Bahkan di puncak musim panas, air di ngarai itu membeku, seperti es. Anehnya, rasanya familiar.
‘Syukurlah aku mandi dengan air dingin.’
Bahkan saat aku menceburkan diri ke dalam air, sebuah pikiran aneh terlintas di benakku.
Tak lama kemudian, air menyerbu paru-paruku. Aliran udara yang menggelegak berputar di sekelilingku, menyelimutiku saat cahaya permukaan berkelap-kelip seperti fatamorgana yang berkilauan.
‘Batuk!’
Gaun yang kukenakan terasa sangat merepotkan. Aku mengayunkan lenganku, mencoba meraih cahaya di atas, tetapi tubuhku malah semakin tenggelam.

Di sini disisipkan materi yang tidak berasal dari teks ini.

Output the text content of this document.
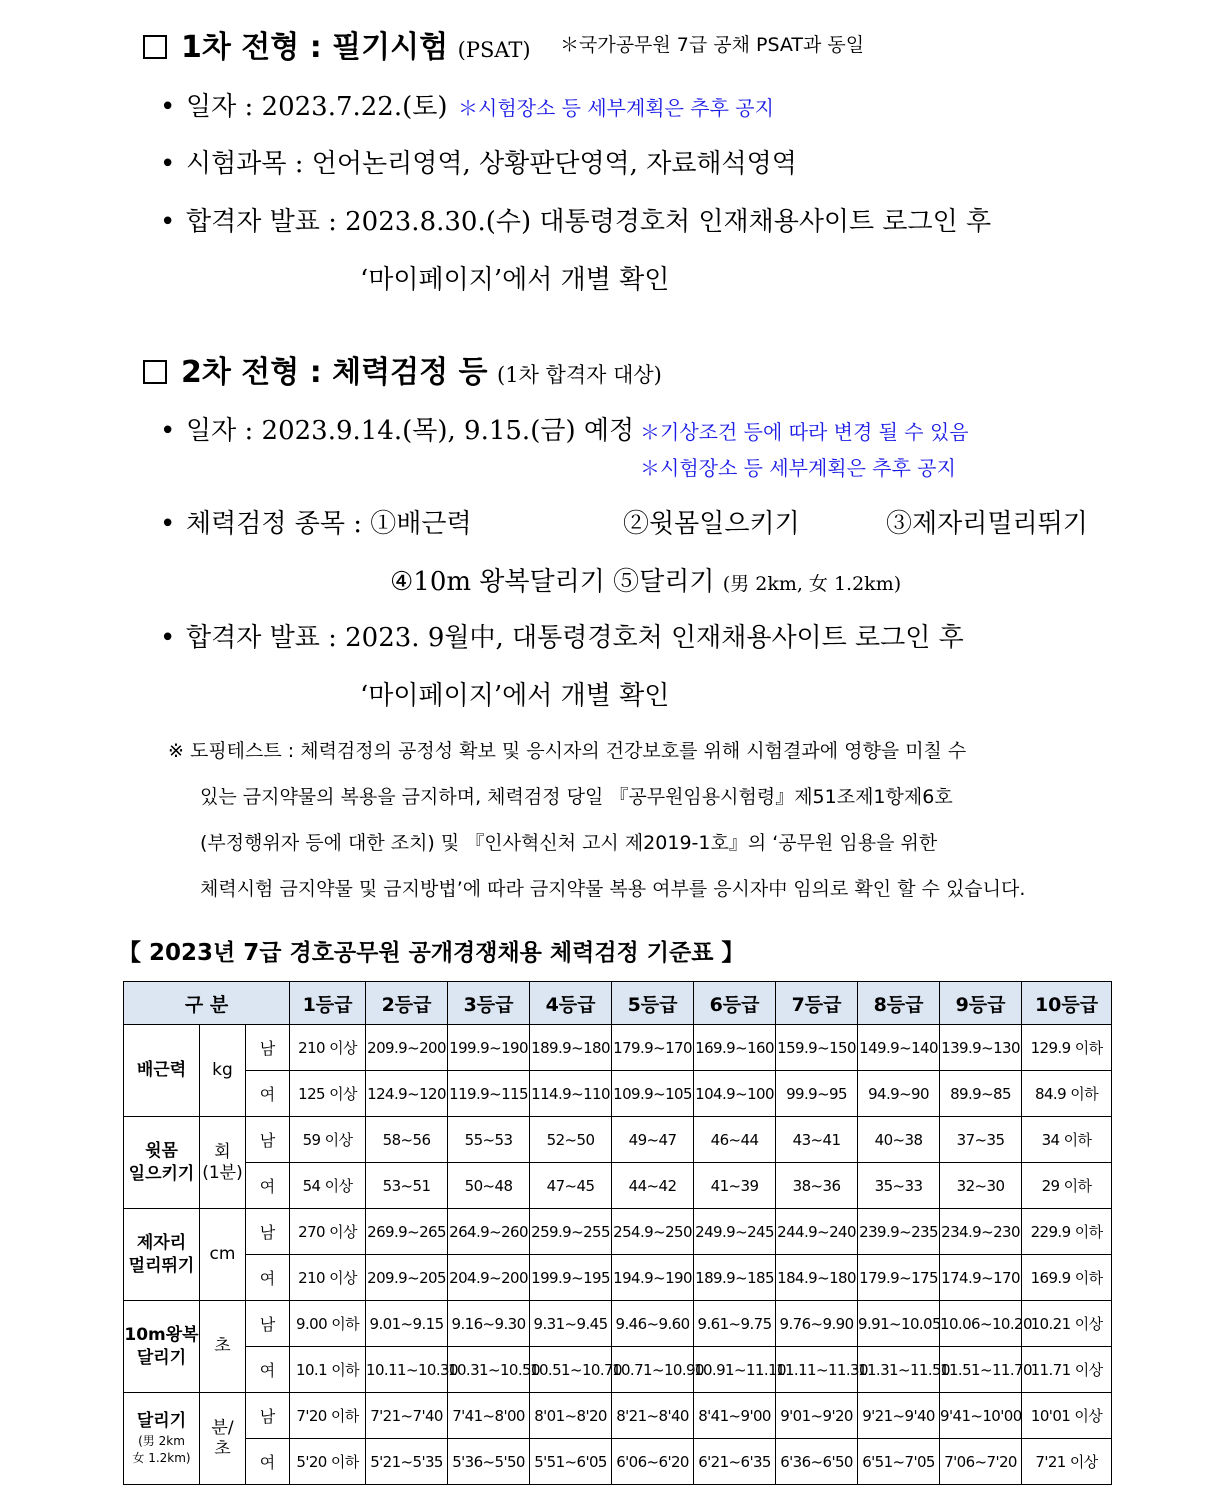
1차 전형 : 필기시험 (PSAT) ＊국가공무원 7급 공채 PSAT과 동일
• 일자 : 2023.7.22.(토) ＊시험장소 등 세부계획은 추후 공지
• 시험과목 : 언어논리영역, 상황판단영역, 자료해석영역
• 합격자 발표 : 2023.8.30.(수) 대통령경호처 인재채용사이트 로그인 후
‘마이페이지’에서 개별 확인
2차 전형 : 체력검정 등 (1차 합격자 대상)
• 일자 : 2023.9.14.(목), 9.15.(금) 예정 ＊기상조건 등에 따라 변경 될 수 있음
＊시험장소 등 세부계획은 추후 공지
• 체력검정 종목 : ①배근력	②윗몸일으키기	③제자리멀리뛰기
④10m 왕복달리기 ⑤달리기 (男 2km, 女 1.2km)
• 합격자 발표 : 2023. 9월中, 대통령경호처 인재채용사이트 로그인 후
‘마이페이지’에서 개별 확인
※ 도핑테스트 : 체력검정의 공정성 확보 및 응시자의 건강보호를 위해 시험결과에 영향을 미칠 수
있는 금지약물의 복용을 금지하며, 체력검정 당일 『공무원임용시험령』제51조제1항제6호
(부정행위자 등에 대한 조치) 및 『인사혁신처 고시 제2019-1호』의 ‘공무원 임용을 위한
체력시험 금지약물 및 금지방법’에 따라 금지약물 복용 여부를 응시자中 임의로 확인 할 수 있습니다.
【 2023년 7급 경호공무원 공개경쟁채용 체력검정 기준표 】
구 분			1등급	2등급	3등급	4등급	5등급	6등급	7등급	8등급	9등급	10등급
배근력	kg	남	210 이상	209.9~200	199.9~190	189.9~180	179.9~170	169.9~160	159.9~150	149.9~140	139.9~130	129.9 이하
		여	125 이상	124.9~120	119.9~115	114.9~110	109.9~105	104.9~100	99.9~95	94.9~90	89.9~85	84.9 이하
윗몸
일으키기	회
(1분)	남	59 이상	58~56	55~53	52~50	49~47	46~44	43~41	40~38	37~35	34 이하
		여	54 이상	53~51	50~48	47~45	44~42	41~39	38~36	35~33	32~30	29 이하
제자리
멀리뛰기	cm	남	270 이상	269.9~265	264.9~260	259.9~255	254.9~250	249.9~245	244.9~240	239.9~235	234.9~230	229.9 이하
		여	210 이상	209.9~205	204.9~200	199.9~195	194.9~190	189.9~185	184.9~180	179.9~175	174.9~170	169.9 이하
10m왕복
달리기	초	남	9.00 이하	9.01~9.15	9.16~9.30	9.31~9.45	9.46~9.60	9.61~9.75	9.76~9.90	9.91~10.05	10.06~10.20	10.21 이상
		여	10.1 이하	10.11~10.30	10.31~10.50	10.51~10.70	10.71~10.90	10.91~11.10	11.11~11.30	11.31~11.50	11.51~11.70	11.71 이상
달리기
(男 2km
女 1.2km)	분/
초	남	7'20 이하	7'21~7'40	7'41~8'00	8'01~8'20	8'21~8'40	8'41~9'00	9'01~9'20	9'21~9'40	9'41~10'00	10'01 이상
		여	5'20 이하	5'21~5'35	5'36~5'50	5'51~6'05	6'06~6'20	6'21~6'35	6'36~6'50	6'51~7'05	7'06~7'20	7'21 이상
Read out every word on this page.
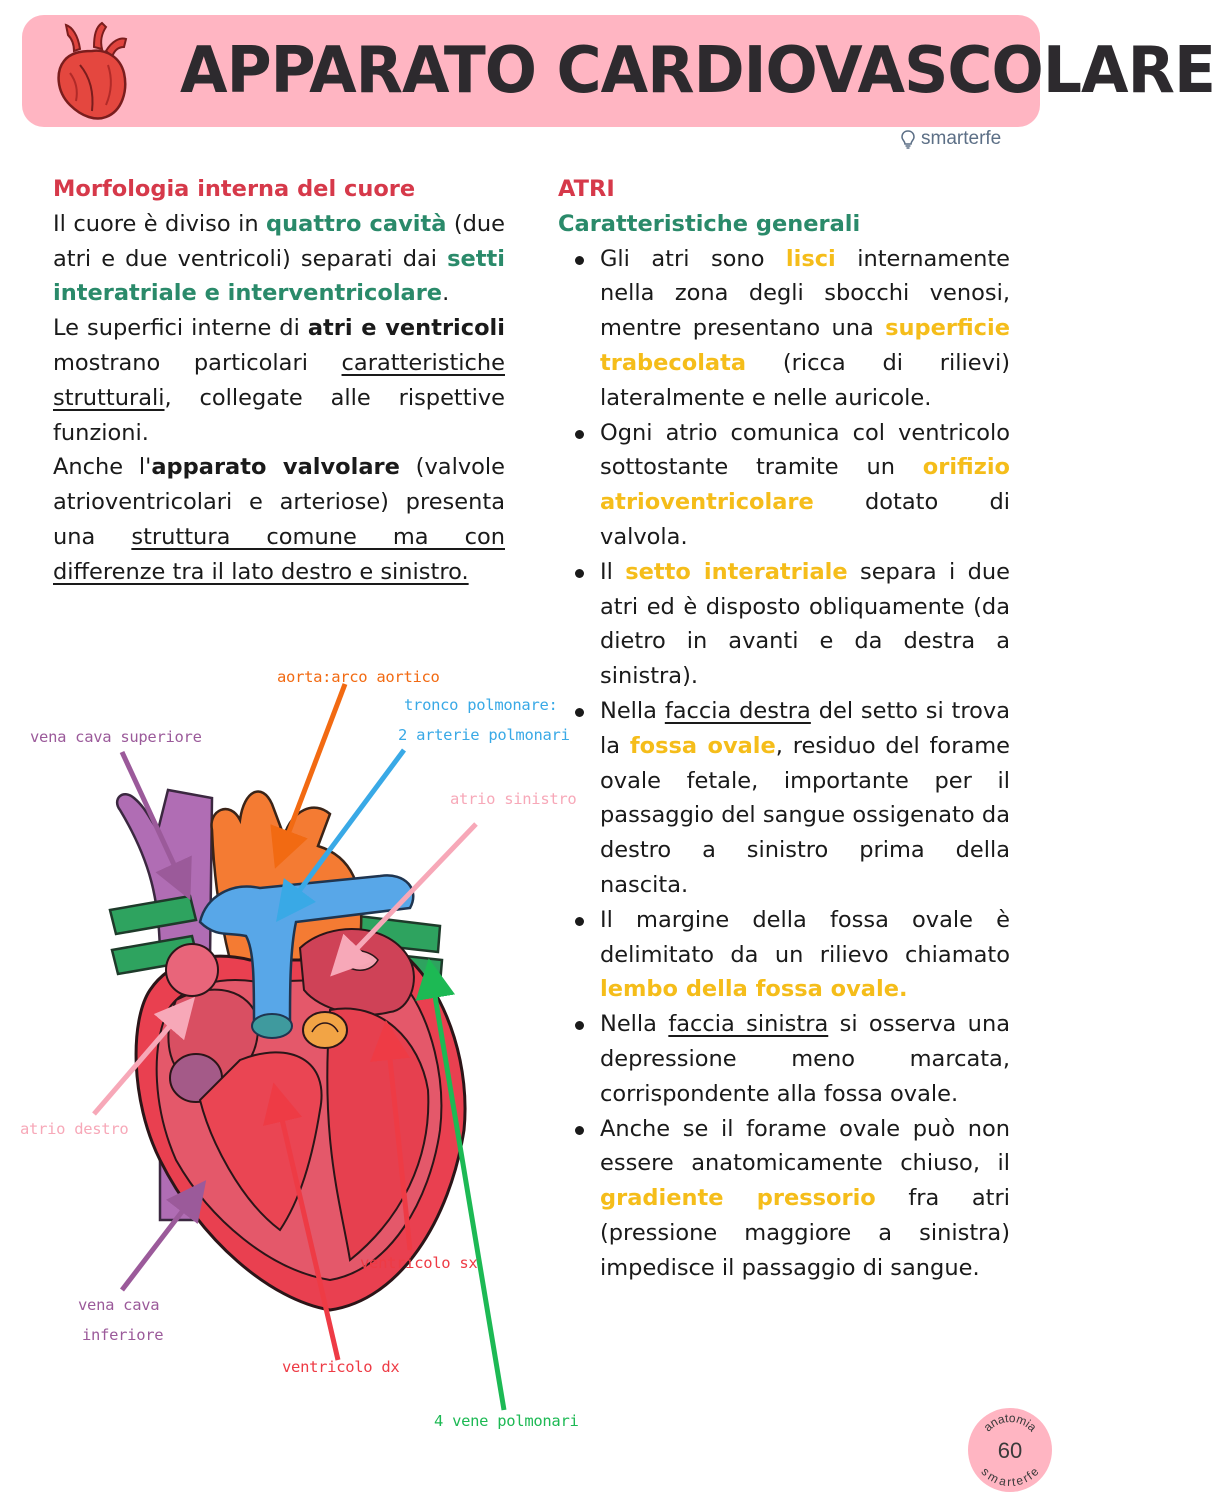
APPARATO CARDIOVASCOLARE
smarterfe
Morfologia interna del cuore
Il cuore è diviso in quattro cavità (due atri e due ventricoli) separati dai setti interatriale e interventricolare.
Le superfici interne di atri e ventricoli mostrano particolari caratteristiche strutturali, collegate alle rispettive funzioni.
Anche l'apparato valvolare (valvole atrioventricolari e arteriose) presenta una struttura comune ma con differenze tra il lato destro e sinistro.
aorta:arco aortico
tronco polmonare:
2 arterie polmonari
vena cava superiore
atrio sinistro
atrio destro
ventricolo sx
vena cava
inferiore
ventricolo dx
4 vene polmonari
ATRI
Caratteristiche generali
Gli atri sono lisci internamente nella zona degli sbocchi venosi, mentre presentano una superficie trabecolata (ricca di rilievi) lateralmente e nelle auricole.
Ogni atrio comunica col ventricolo sottostante tramite un orifizio atrioventricolare dotato di valvola.
Il setto interatriale separa i due atri ed è disposto obliquamente (da dietro in avanti e da destra a sinistra).
Nella faccia destra del setto si trova la fossa ovale, residuo del forame ovale fetale, importante per il passaggio del sangue ossigenato da destro a sinistro prima della nascita.
Il margine della fossa ovale è delimitato da un rilievo chiamato lembo della fossa ovale.
Nella faccia sinistra si osserva una depressione meno marcata, corrispondente alla fossa ovale.
Anche se il forame ovale può non essere anatomicamente chiuso, il gradiente pressorio fra atri (pressione maggiore a sinistra) impedisce il passaggio di sangue.
anatomia
smarterfe
60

Aku melawan keinginan untuk merobek gaun basah yang menyeretku ke dasar sungai. Napasku menjadi semakin pendek.
‘Aku tidak melompat hingga mati.’
Airnya lebih dalam dari yang kuduga. Aku memutar otak. Apa yang bisa kulakukan? Bagaimana caranya?
‘Mengapa tak ada yang berjalan sesuai keinginanku?’

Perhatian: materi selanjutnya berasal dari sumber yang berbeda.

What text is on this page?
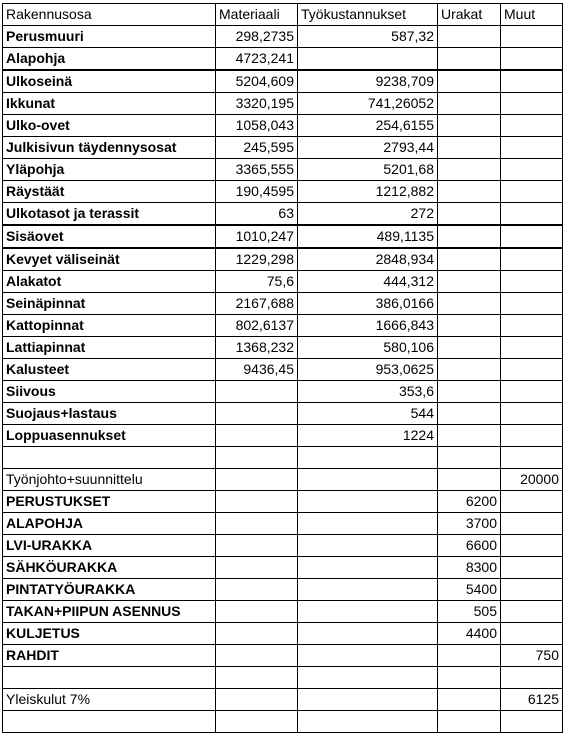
Rakennusosa	Materiaali	Työkustannukset	Urakat	Muut
Perusmuuri	298,2735	587,32		
Alapohja	4723,241			
Ulkoseinä	5204,609	9238,709		
Ikkunat	3320,195	741,26052		
Ulko-ovet	1058,043	254,6155		
Julkisivun täydennysosat	245,595	2793,44		
Yläpohja	3365,555	5201,68		
Räystäät	190,4595	1212,882		
Ulkotasot ja terassit	63	272		
Sisäovet	1010,247	489,1135		
Kevyet väliseinät	1229,298	2848,934		
Alakatot	75,6	444,312		
Seinäpinnat	2167,688	386,0166		
Kattopinnat	802,6137	1666,843		
Lattiapinnat	1368,232	580,106		
Kalusteet	9436,45	953,0625		
Siivous		353,6		
Suojaus+lastaus		544		
Loppuasennukset		1224		

Työnjohto+suunnittelu				20000
PERUSTUKSET			6200	
ALAPOHJA			3700	
LVI-URAKKA			6600	
SÄHKÖURAKKA			8300	
PINTATYÖURAKKA			5400	
TAKAN+PIIPUN ASENNUS			505	
KULJETUS			4400	
RAHDIT				750

Yleiskulut 7%				6125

Kalau saja ada Tuhan di dunia ini, mereka pasti sangat membenciku.
Dan kemudian, itu terjadi.
‘Berkatilah mereka yang tersentuh oleh kasih karunia-Nya.’
Bisikan itu bergema di pikiranku—bisikan yang sama yang pernah kudengar di kuil saat pertama kali bertemu Chris.

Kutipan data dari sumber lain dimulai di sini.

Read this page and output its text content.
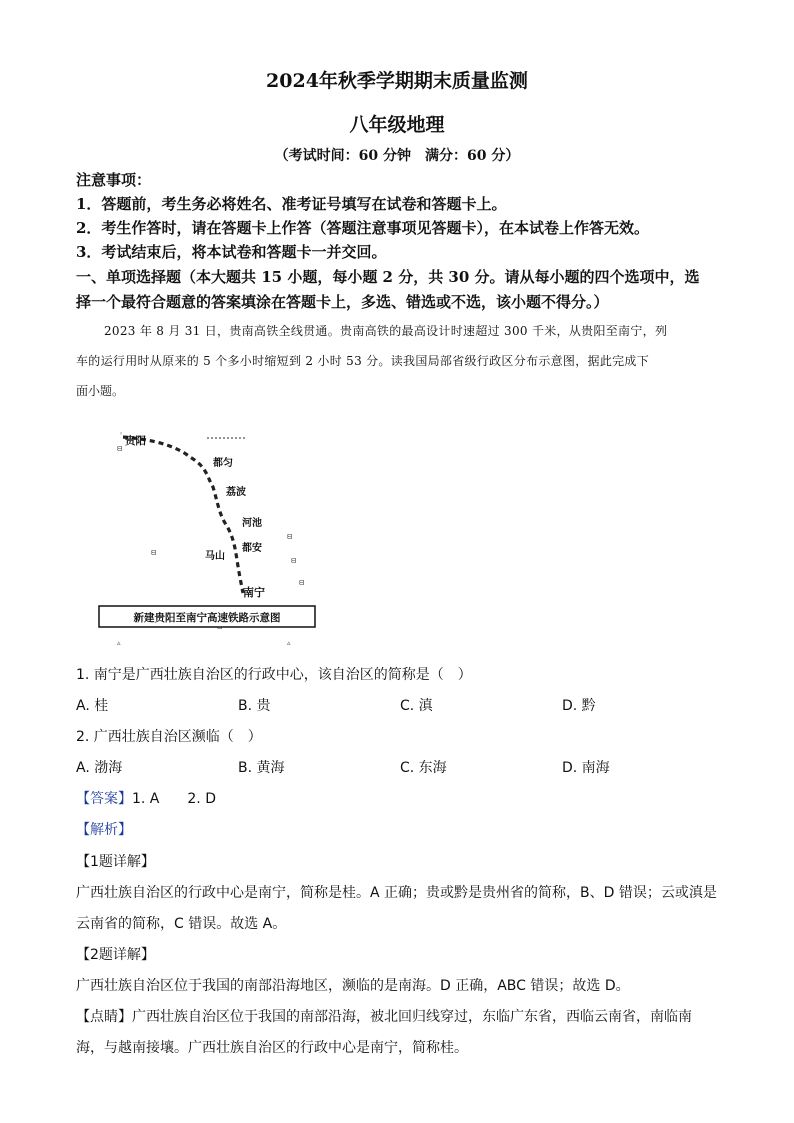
2024年秋季学期期末质量监测
八年级地理
（考试时间：60 分钟　满分：60 分）
注意事项：
1．答题前，考生务必将姓名、准考证号填写在试卷和答题卡上。
2．考生作答时，请在答题卡上作答（答题注意事项见答题卡），在本试卷上作答无效。
3．考试结束后，将本试卷和答题卡一并交回。
一、单项选择题（本大题共 15 小题，每小题 2 分，共 30 分。请从每小题的四个选项中，选
择一个最符合题意的答案填涂在答题卡上，多选、错选或不选，该小题不得分。）
2023 年 8 月 31 日，贵南高铁全线贯通。贵南高铁的最高设计时速超过 300 千米，从贵阳至南宁，列
车的运行用时从原来的 5 个多小时缩短到 2 小时 53 分。读我国局部省级行政区分布示意图，据此完成下
面小题。
◦
ᗺ
ᗺ
ᗺ
ᗺ
ᗺ
▵	▵
贵阳
都匀
荔波
河池
都安
马山
南宁
新建贵阳至南宁高速铁路示意图
1. 南宁是广西壮族自治区的行政中心，该自治区的简称是（　）
A. 桂	B. 贵	C. 滇	D. 黔
2. 广西壮族自治区濒临（　）
A. 渤海	B. 黄海	C. 东海	D. 南海
【答案】1. A　　2. D
【解析】
【1题详解】
广西壮族自治区的行政中心是南宁，简称是桂。A 正确；贵或黔是贵州省的简称，B、D 错误；云或滇是
云南省的简称，C 错误。故选 A。
【2题详解】
广西壮族自治区位于我国的南部沿海地区，濒临的是南海。D 正确，ABC 错误；故选 D。
【点睛】广西壮族自治区位于我国的南部沿海，被北回归线穿过，东临广东省，西临云南省，南临南
海，与越南接壤。广西壮族自治区的行政中心是南宁，简称桂。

Tiba-tiba, saya tersapu ke depan, terbawa arus yang kuat di bagian sungai yang mengalir deras.
Segala sesuatu di sekelilingku gelap, mataku terpejam, tetapi aku dapat merasakan air dingin dan tajam menyentuh kulitku.
“Puhaha!”
Aku terkesiap saat aku muncul ke permukaan, menghirup udara dengan putus asa. Saat membuka mata, aku menyadari bahwa aku cukup beruntung karena terdampar di tepi sungai.
“… Akan sangat melelahkan jika aku mati lagi.”
Aku bergumam lemah sambil berbaring di tepi sungai, kelelahan.
Bukannya aku tidak mempertimbangkan kemungkinan untuk memulai hidup baru dengan cara mati, tapi aku belum siap mengambil langkah itu sekarang.
‘Saya berdoa semoga hal seperti ini tidak terjadi lagi.’
Suara itu bergema sekali lagi.
Selalu seperti itu. Dia bilang padaku untuk tidak menyerah. Di penjara bawah tanah tempat kami pertama kali bertemu, dia bilang aku bisa bertahan karena aku ada di sana…
Aku menghela napas panjang.
‘Sekalipun aku mati di sini dan memulai hidup baru, dia tidak akan mengingatnya.’
Aku menoleh ke tebing tempatku melompat. Tingginya sangat mengagumkan. Aku tidak menyadarinya karena sedang asyik dengan suasana hati, mungkin karena adrenalin yang mengalir deras dalam diriku.
Aduh.
Rasa sakit di pinggang dan pergelangan kakiku, yang terluka saat aku jatuh dari kuda tadi, kambuh lagi.
“……”
Melalui semak-semak tempat aku melompat, aku dapat melihat sosok-sosok berpakaian biru tua, wajah mereka tertutup, menatap ke arahku.
Kemungkinan merekalah yang dikirim untuk mengancam atau menyakiti saya.
‘Sepertinya mereka bukan dari serikat pembunuh.’
Aku memikirkan karakteristik serikat pembunuh di ibu kota dan mendesah.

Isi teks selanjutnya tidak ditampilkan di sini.